And from this chasm, with ceaseless turmoil seething,
As if this earth in fast thick pants were breathing,
A mighty fountain momently was forced :
Amid whose swift half-intermitted burst
Huge fragments vaulted like rebounding hail,
Or chaffy grain beneath the thresher’s flail :
And ‘mid these dancing rocks at once and ever
It flung up momently the sacred river.
-Excerpt from “Kubla Khan” by Samuel Taylor Coleridge
When I was a young child, my grandparents owned a small cottage in the countryside, far from the bustle of Chicago and before the suburbs exploded and there was still naught but corn for miles. They had no cable there and the only thing to really watch was countless reruns of Saved by the Bell. But behind the cottage and just beyond the backyard was a small river that my brother and I were allowed to play in while my mother kept an eye on us. We would prance throughout the shallows, slipping and sliding on rocks worn smooth with the constant, steady flow of the river. Not long after our visit, though, my grandparents sold the cottage, leaving me with only memories of Bayside High School and the feeling of river rocks smooth beneath my feet.
The middle of the night has always been a time for discussion for me.

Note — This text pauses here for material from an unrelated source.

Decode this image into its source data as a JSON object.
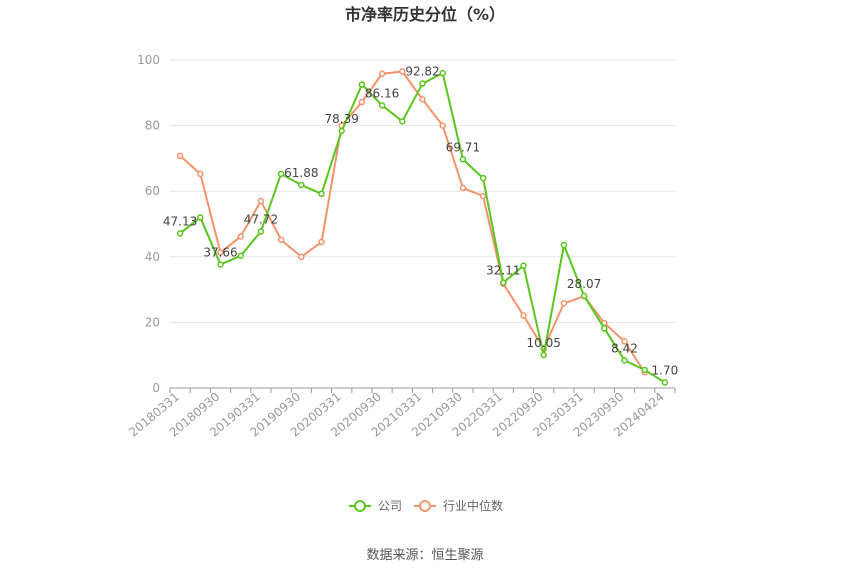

Some of the most important conversations in my life have happened around the midnight hour. The other night was no different. I was talking with Ange again about the changes in her path and I expressed my disappointment that I couldn’t sum up the base of my spirituality in a few words, that I didn’t think I had a few images that formed a basic symbol of my path.

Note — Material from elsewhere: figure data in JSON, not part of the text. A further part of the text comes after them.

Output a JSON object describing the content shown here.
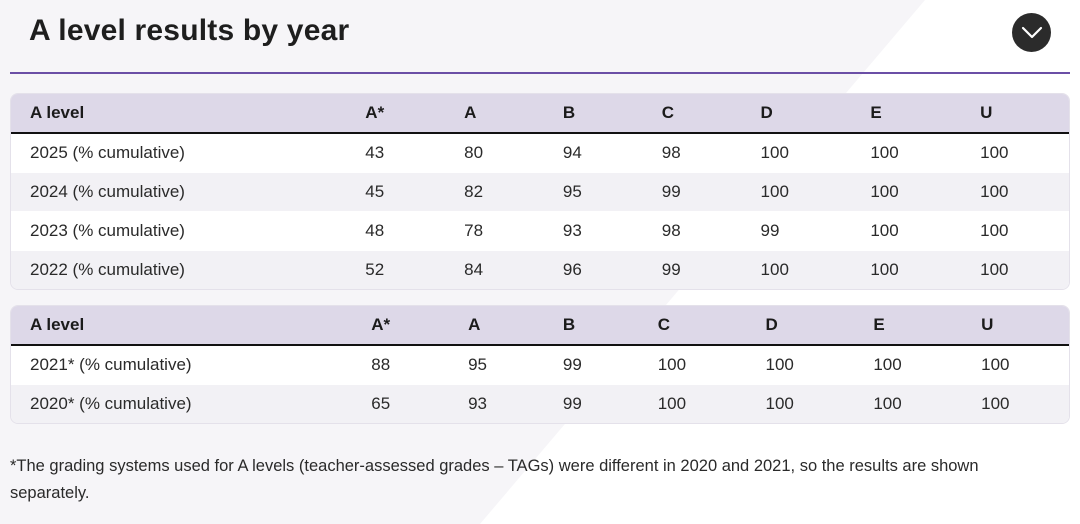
{
  "header": {
    "title": "A level results by year"
  },
  "toggle": {
    "icon": "chevron-down-icon"
  },
  "colors": {
    "accent": "#6b4fa6",
    "header_row": "#ddd8e8",
    "toggle_bg": "#2b2b2b"
  },
  "tables": [
    {
      "columns": [
        "A level",
        "A*",
        "A",
        "B",
        "C",
        "D",
        "E",
        "U"
      ],
      "rows": [
        [
          "2025 (% cumulative)",
          "43",
          "80",
          "94",
          "98",
          "100",
          "100",
          "100"
        ],
        [
          "2024 (% cumulative)",
          "45",
          "82",
          "95",
          "99",
          "100",
          "100",
          "100"
        ],
        [
          "2023 (% cumulative)",
          "48",
          "78",
          "93",
          "98",
          "99",
          "100",
          "100"
        ],
        [
          "2022 (% cumulative)",
          "52",
          "84",
          "96",
          "99",
          "100",
          "100",
          "100"
        ]
      ]
    },
    {
      "columns": [
        "A level",
        "A*",
        "A",
        "B",
        "C",
        "D",
        "E",
        "U"
      ],
      "rows": [
        [
          "2021* (% cumulative)",
          "88",
          "95",
          "99",
          "100",
          "100",
          "100",
          "100"
        ],
        [
          "2020* (% cumulative)",
          "65",
          "93",
          "99",
          "100",
          "100",
          "100",
          "100"
        ]
      ]
    }
  ],
  "footnote": "*The grading systems used for A levels (teacher-assessed grades – TAGs) were different in 2020 and 2021, so the results are shown separately."
}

“Well, I guess that’s not true. Roads and rivers have always been pretty important,” I corrected myself.
My path has always strayed to the in-between places, the liminal space between the more defined areas. Often, I’ve found myself straddling the two sides of a coin, neither heads nor tails, but both and neither at the same time. The gods I walk beside rule this space between places, too. “I sure picked the right gods,” as Ange said. Or, rather, they chose me.
It’s a gray space, this line between lands. Neither black nor white; red nor blue, nor any other color. All colors and yet none paint this place. It is a place of shadows where light and dark shift and shimmer and shade. Nothing truly has dominance here.

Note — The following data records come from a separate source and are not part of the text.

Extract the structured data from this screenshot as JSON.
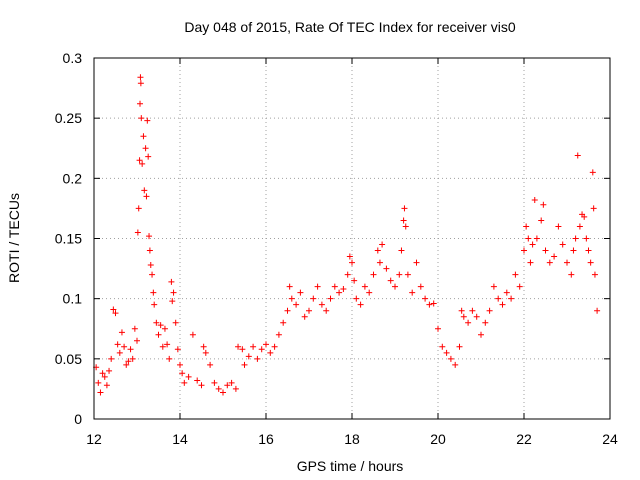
{
  "chart_data": {
    "type": "scatter",
    "title": "Day 048 of 2015, Rate Of TEC Index for receiver vis0",
    "xlabel": "GPS time / hours",
    "ylabel": "ROTI / TECUs",
    "xlim": [
      12,
      24
    ],
    "ylim": [
      0,
      0.3
    ],
    "xticks": [
      12,
      14,
      16,
      18,
      20,
      22,
      24
    ],
    "xtick_labels": [
      "12",
      "14",
      "16",
      "18",
      "20",
      "22",
      "24"
    ],
    "yticks": [
      0,
      0.05,
      0.1,
      0.15,
      0.2,
      0.25,
      0.3
    ],
    "ytick_labels": [
      "0",
      "0.05",
      "0.1",
      "0.15",
      "0.2",
      "0.25",
      "0.3"
    ],
    "grid": true,
    "marker": "+",
    "marker_color": "#ff0000",
    "series": [
      {
        "name": "ROTI",
        "points": [
          [
            12.05,
            0.043
          ],
          [
            12.1,
            0.03
          ],
          [
            12.15,
            0.022
          ],
          [
            12.2,
            0.038
          ],
          [
            12.25,
            0.035
          ],
          [
            12.3,
            0.028
          ],
          [
            12.35,
            0.04
          ],
          [
            12.4,
            0.05
          ],
          [
            12.45,
            0.091
          ],
          [
            12.5,
            0.088
          ],
          [
            12.55,
            0.062
          ],
          [
            12.6,
            0.055
          ],
          [
            12.65,
            0.072
          ],
          [
            12.7,
            0.06
          ],
          [
            12.75,
            0.045
          ],
          [
            12.8,
            0.048
          ],
          [
            12.85,
            0.058
          ],
          [
            12.9,
            0.05
          ],
          [
            12.95,
            0.075
          ],
          [
            13.0,
            0.065
          ],
          [
            13.02,
            0.155
          ],
          [
            13.04,
            0.175
          ],
          [
            13.06,
            0.215
          ],
          [
            13.07,
            0.262
          ],
          [
            13.08,
            0.284
          ],
          [
            13.09,
            0.279
          ],
          [
            13.1,
            0.25
          ],
          [
            13.12,
            0.212
          ],
          [
            13.15,
            0.235
          ],
          [
            13.17,
            0.19
          ],
          [
            13.2,
            0.225
          ],
          [
            13.22,
            0.185
          ],
          [
            13.24,
            0.248
          ],
          [
            13.26,
            0.218
          ],
          [
            13.28,
            0.152
          ],
          [
            13.3,
            0.14
          ],
          [
            13.32,
            0.128
          ],
          [
            13.35,
            0.12
          ],
          [
            13.38,
            0.105
          ],
          [
            13.4,
            0.095
          ],
          [
            13.45,
            0.08
          ],
          [
            13.5,
            0.07
          ],
          [
            13.55,
            0.078
          ],
          [
            13.6,
            0.06
          ],
          [
            13.65,
            0.075
          ],
          [
            13.7,
            0.062
          ],
          [
            13.75,
            0.05
          ],
          [
            13.8,
            0.114
          ],
          [
            13.82,
            0.098
          ],
          [
            13.85,
            0.105
          ],
          [
            13.9,
            0.08
          ],
          [
            13.95,
            0.058
          ],
          [
            14.0,
            0.045
          ],
          [
            14.05,
            0.038
          ],
          [
            14.1,
            0.03
          ],
          [
            14.2,
            0.035
          ],
          [
            14.3,
            0.07
          ],
          [
            14.4,
            0.032
          ],
          [
            14.5,
            0.028
          ],
          [
            14.55,
            0.06
          ],
          [
            14.6,
            0.055
          ],
          [
            14.7,
            0.045
          ],
          [
            14.8,
            0.03
          ],
          [
            14.9,
            0.025
          ],
          [
            15.0,
            0.022
          ],
          [
            15.1,
            0.028
          ],
          [
            15.2,
            0.03
          ],
          [
            15.3,
            0.025
          ],
          [
            15.35,
            0.06
          ],
          [
            15.45,
            0.058
          ],
          [
            15.5,
            0.045
          ],
          [
            15.6,
            0.052
          ],
          [
            15.7,
            0.06
          ],
          [
            15.8,
            0.05
          ],
          [
            15.9,
            0.058
          ],
          [
            16.0,
            0.062
          ],
          [
            16.1,
            0.055
          ],
          [
            16.2,
            0.06
          ],
          [
            16.3,
            0.07
          ],
          [
            16.4,
            0.08
          ],
          [
            16.5,
            0.09
          ],
          [
            16.55,
            0.11
          ],
          [
            16.6,
            0.1
          ],
          [
            16.7,
            0.095
          ],
          [
            16.8,
            0.105
          ],
          [
            16.9,
            0.085
          ],
          [
            17.0,
            0.09
          ],
          [
            17.1,
            0.1
          ],
          [
            17.2,
            0.11
          ],
          [
            17.3,
            0.095
          ],
          [
            17.4,
            0.09
          ],
          [
            17.5,
            0.1
          ],
          [
            17.6,
            0.11
          ],
          [
            17.7,
            0.105
          ],
          [
            17.8,
            0.108
          ],
          [
            17.9,
            0.12
          ],
          [
            17.95,
            0.135
          ],
          [
            18.0,
            0.13
          ],
          [
            18.05,
            0.115
          ],
          [
            18.1,
            0.1
          ],
          [
            18.2,
            0.095
          ],
          [
            18.3,
            0.11
          ],
          [
            18.4,
            0.105
          ],
          [
            18.5,
            0.12
          ],
          [
            18.6,
            0.14
          ],
          [
            18.65,
            0.13
          ],
          [
            18.7,
            0.145
          ],
          [
            18.8,
            0.125
          ],
          [
            18.9,
            0.115
          ],
          [
            19.0,
            0.11
          ],
          [
            19.1,
            0.12
          ],
          [
            19.15,
            0.14
          ],
          [
            19.2,
            0.165
          ],
          [
            19.22,
            0.175
          ],
          [
            19.25,
            0.16
          ],
          [
            19.3,
            0.12
          ],
          [
            19.4,
            0.105
          ],
          [
            19.5,
            0.13
          ],
          [
            19.6,
            0.11
          ],
          [
            19.7,
            0.1
          ],
          [
            19.8,
            0.095
          ],
          [
            19.9,
            0.096
          ],
          [
            20.0,
            0.075
          ],
          [
            20.1,
            0.06
          ],
          [
            20.2,
            0.055
          ],
          [
            20.3,
            0.05
          ],
          [
            20.4,
            0.045
          ],
          [
            20.5,
            0.06
          ],
          [
            20.55,
            0.09
          ],
          [
            20.6,
            0.085
          ],
          [
            20.7,
            0.08
          ],
          [
            20.8,
            0.09
          ],
          [
            20.9,
            0.085
          ],
          [
            21.0,
            0.07
          ],
          [
            21.1,
            0.08
          ],
          [
            21.2,
            0.09
          ],
          [
            21.3,
            0.11
          ],
          [
            21.4,
            0.1
          ],
          [
            21.5,
            0.095
          ],
          [
            21.6,
            0.105
          ],
          [
            21.7,
            0.1
          ],
          [
            21.8,
            0.12
          ],
          [
            21.9,
            0.11
          ],
          [
            22.0,
            0.14
          ],
          [
            22.05,
            0.16
          ],
          [
            22.1,
            0.15
          ],
          [
            22.15,
            0.13
          ],
          [
            22.2,
            0.145
          ],
          [
            22.25,
            0.182
          ],
          [
            22.3,
            0.15
          ],
          [
            22.4,
            0.165
          ],
          [
            22.45,
            0.178
          ],
          [
            22.5,
            0.14
          ],
          [
            22.6,
            0.13
          ],
          [
            22.7,
            0.135
          ],
          [
            22.8,
            0.16
          ],
          [
            22.9,
            0.145
          ],
          [
            23.0,
            0.13
          ],
          [
            23.1,
            0.12
          ],
          [
            23.15,
            0.14
          ],
          [
            23.2,
            0.15
          ],
          [
            23.25,
            0.219
          ],
          [
            23.3,
            0.16
          ],
          [
            23.35,
            0.17
          ],
          [
            23.4,
            0.168
          ],
          [
            23.45,
            0.15
          ],
          [
            23.5,
            0.14
          ],
          [
            23.55,
            0.13
          ],
          [
            23.6,
            0.205
          ],
          [
            23.62,
            0.175
          ],
          [
            23.65,
            0.12
          ],
          [
            23.7,
            0.09
          ]
        ]
      }
    ]
  }
}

Rivers reflect that for me. They are the source of life for many civilizations. In the ancient world, to find a river was to find a life source, for the river would provide water to drink and its current would mean it could not stagnate and, thus, would carry away pestilence and waste. It would remain fine to drink, so long as the mountain streams continued to provide for it. Fish, too, are often plentiful in rivers, providing food for those nearby.
But the river was not just a source of life, as those who strayed too far into its waters would quickly find. Drowned or their body dashed against the hidden rocks beneath its waters. For rivers, too, demand a price for all their gifts. It, too, can take life as soon as grant it.
‘Cause she’s a cruel mistress
And a bargain must be made
But oh, my love, don’t forget me
When I let the water take me
-“What the Water Gave Me,” Florence + the Machine
There is something about a river that I find myself drawn to, that I am always walking towards. I relish the feeling of its constant flow over my bare feet as I stride past its banks, the feeling of being part of it and separate at the same time, the knowledge that this river will always be that river and yet never the same as it is in that particular moment.
Its power, too, is something to behold. One merely needs to peer across the Grand Canyon to realize that.
But there is something about the river that draws me in, every time. Something that speaks to me, that I will always find myself turning back to. Its constant state of existence and yet the consistent state of change that is woven into its nature.